Quoique nos voisins n'aient pas mis une extrême sagesse dans l'établissement de leur système de canalisation, ce n'est pourtant pas tout-à-fait ainsi qu'ils [II-207] ont procédé : ils n'avaient pas décrété tous leurs canaux d'avance ; ils n'avaient pas prétendu faire la loi au commerce, et lui tracer d'en haut le chemin qu'il devrait tenir. Au lieu de lui prescrire sa marche, ils se sont souvent contentés de la suivre ; ils ont attendu plus ou moins ses indications; ils n'ont ouvert ses routes que les unes après les autres, à mesure que le besoin s'en est fait sentir, et c'est ainsi qu'ils sont parvenus à créer chez eux le meilleur ensemble de voies commerciales, et, à tout prendre, le mieux distribué qu'il y ait probablement en aucun pays du monde. Dans ce système, qui se compose de cinq sortes de voies, les routes ordinaires sont réservées aux communications rapides ; les canaux les remplacent, en très-grande partie, [II-208] pour le transport des objets lourds et encombrans; les chemins de fer font le même office là où il n'a pas été possible d'établir de canaux. Ces trois sortes de voies unissent toutes les mines et tous les établissemens d'agriculture à tous les centres de fabrication et à tous les chefs-lieux de commerce intérieur et maritime. La chaîne de montagnes qui partage l'Angleterre, dans la direction du nord au sud, se trouve franchie par vingt-une lignes de navigation artificielle, qui font communiquer la côte occidentale avec l'orientale, et par elle avec tout le continent d'Europe; la côte orientale avec l'occidentale, et par elle avec tout le continent d'Amérique. Les meilleures voies et les plus multipliées se trouvent groupées autour des villes industriellement les plus actives, autour de Manchester et de Birmingham, de Londres et de Bristol, de Hull et de Liverpool. La seule ville de Birmingham possède, dans un rayon de huit lieues, un développement de quatre-vingt-sept lieues de canaux, avec une quantité très-supérieure de routes, et plusieurs rivières. Enfin ces voies, aboutisşant de toutes parts à la mer, communiquent par cent cinq ports avec toutes les îles et tous les continens du globe. Peut-on douter que cette belle distribution des voies commerciales de l'Angleterre ne soit un de leurs principaux mérites, et que le commerce n'en profite autant que de leurs autres qualités?

[II-209]

On voit de combien de manières les voies du commerce contribuent à sa puissance. Elles y contribuent par leur étendue, leur variété, la bonté de leur distribution, la perfection de leurs formes. Je répète qu'il n'est pas d'industrie dont la liberté paraisse dépendre autant de l'état de ses ateliers. C'est peut-être là qu'est son principal élément de force, comme celui de la fabrication paraît être dans les machines. : Les machines n'ont pas à exécuter dans le commerce des fonctions aussi variées que dans les autres industries, notamment que dans les manufactures : leur rôle s'y borne uniquement à mouvoir des fardeaux. Mais ce rôle est immense, et la liberté de l'industrie commerciale dépend aussi beaucoup de la perfection des moteurs et des machines qu'elle emploie.

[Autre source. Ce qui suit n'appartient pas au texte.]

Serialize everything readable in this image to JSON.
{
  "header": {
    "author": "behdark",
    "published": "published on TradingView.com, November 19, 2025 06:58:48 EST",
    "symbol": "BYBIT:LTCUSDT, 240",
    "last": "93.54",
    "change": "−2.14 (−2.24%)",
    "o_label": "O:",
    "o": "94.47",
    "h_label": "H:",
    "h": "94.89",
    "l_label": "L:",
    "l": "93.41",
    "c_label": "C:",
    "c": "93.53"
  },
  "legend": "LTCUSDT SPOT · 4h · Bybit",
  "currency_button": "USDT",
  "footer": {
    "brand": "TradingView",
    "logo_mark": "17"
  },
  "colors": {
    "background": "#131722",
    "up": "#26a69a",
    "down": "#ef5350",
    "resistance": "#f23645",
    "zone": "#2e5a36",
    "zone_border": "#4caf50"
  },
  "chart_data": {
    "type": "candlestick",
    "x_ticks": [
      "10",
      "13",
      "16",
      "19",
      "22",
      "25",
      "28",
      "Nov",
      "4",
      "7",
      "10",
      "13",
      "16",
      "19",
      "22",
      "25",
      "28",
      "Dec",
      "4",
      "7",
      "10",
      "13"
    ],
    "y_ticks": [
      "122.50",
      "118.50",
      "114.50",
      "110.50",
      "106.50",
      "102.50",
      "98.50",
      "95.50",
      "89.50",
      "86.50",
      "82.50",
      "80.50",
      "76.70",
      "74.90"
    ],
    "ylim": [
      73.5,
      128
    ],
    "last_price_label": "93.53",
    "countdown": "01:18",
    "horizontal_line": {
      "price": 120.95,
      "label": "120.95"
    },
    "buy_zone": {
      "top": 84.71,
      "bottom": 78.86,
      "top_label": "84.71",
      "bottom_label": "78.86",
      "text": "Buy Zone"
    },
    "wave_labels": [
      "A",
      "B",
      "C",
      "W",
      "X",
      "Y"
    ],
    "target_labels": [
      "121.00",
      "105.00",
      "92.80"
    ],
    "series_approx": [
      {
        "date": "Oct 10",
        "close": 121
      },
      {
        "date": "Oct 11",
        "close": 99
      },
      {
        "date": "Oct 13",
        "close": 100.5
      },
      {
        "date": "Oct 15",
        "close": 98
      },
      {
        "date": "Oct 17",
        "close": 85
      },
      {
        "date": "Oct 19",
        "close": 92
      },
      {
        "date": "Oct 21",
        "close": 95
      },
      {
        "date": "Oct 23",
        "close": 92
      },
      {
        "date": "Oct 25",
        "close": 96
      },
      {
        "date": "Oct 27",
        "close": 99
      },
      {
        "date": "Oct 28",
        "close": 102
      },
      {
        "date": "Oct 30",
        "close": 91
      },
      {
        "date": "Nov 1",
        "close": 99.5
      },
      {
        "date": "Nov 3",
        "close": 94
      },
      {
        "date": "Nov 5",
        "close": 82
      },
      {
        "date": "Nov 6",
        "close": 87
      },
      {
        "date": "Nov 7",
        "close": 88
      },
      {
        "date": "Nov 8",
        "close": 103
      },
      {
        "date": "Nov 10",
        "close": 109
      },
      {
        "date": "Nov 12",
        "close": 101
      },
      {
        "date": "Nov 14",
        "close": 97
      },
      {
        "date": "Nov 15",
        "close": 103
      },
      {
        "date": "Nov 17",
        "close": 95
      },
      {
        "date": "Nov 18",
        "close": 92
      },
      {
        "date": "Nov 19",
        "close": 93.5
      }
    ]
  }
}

C'est ainsi, par exemple, que le commerce devient plus libre à mesure qu'on améliore les animaux propres au transport. Les Anglais, par cela seul qu'ils ont de meilleurs chevaux que nous, ont plus de liberté commerciale : la poste anglaise fait, moyennement, sept milles à l'heure, tandis que la nôtre n'en fait que cinq.

C'est encore ainsi que le commerce devient plus libre lorsqu'on parvient à remplacer, avec économie, les moteurs animés par des moteurs physiques. Combien la substitution du vent aux rameurs [II-210] n'a-t-elle pas accru ses pouvoirs! Les voiles furent pour lui comme des ailes puissantes au moyen desquelles il put faire mouvoir avec rapidité les masses les plus colossales [84] .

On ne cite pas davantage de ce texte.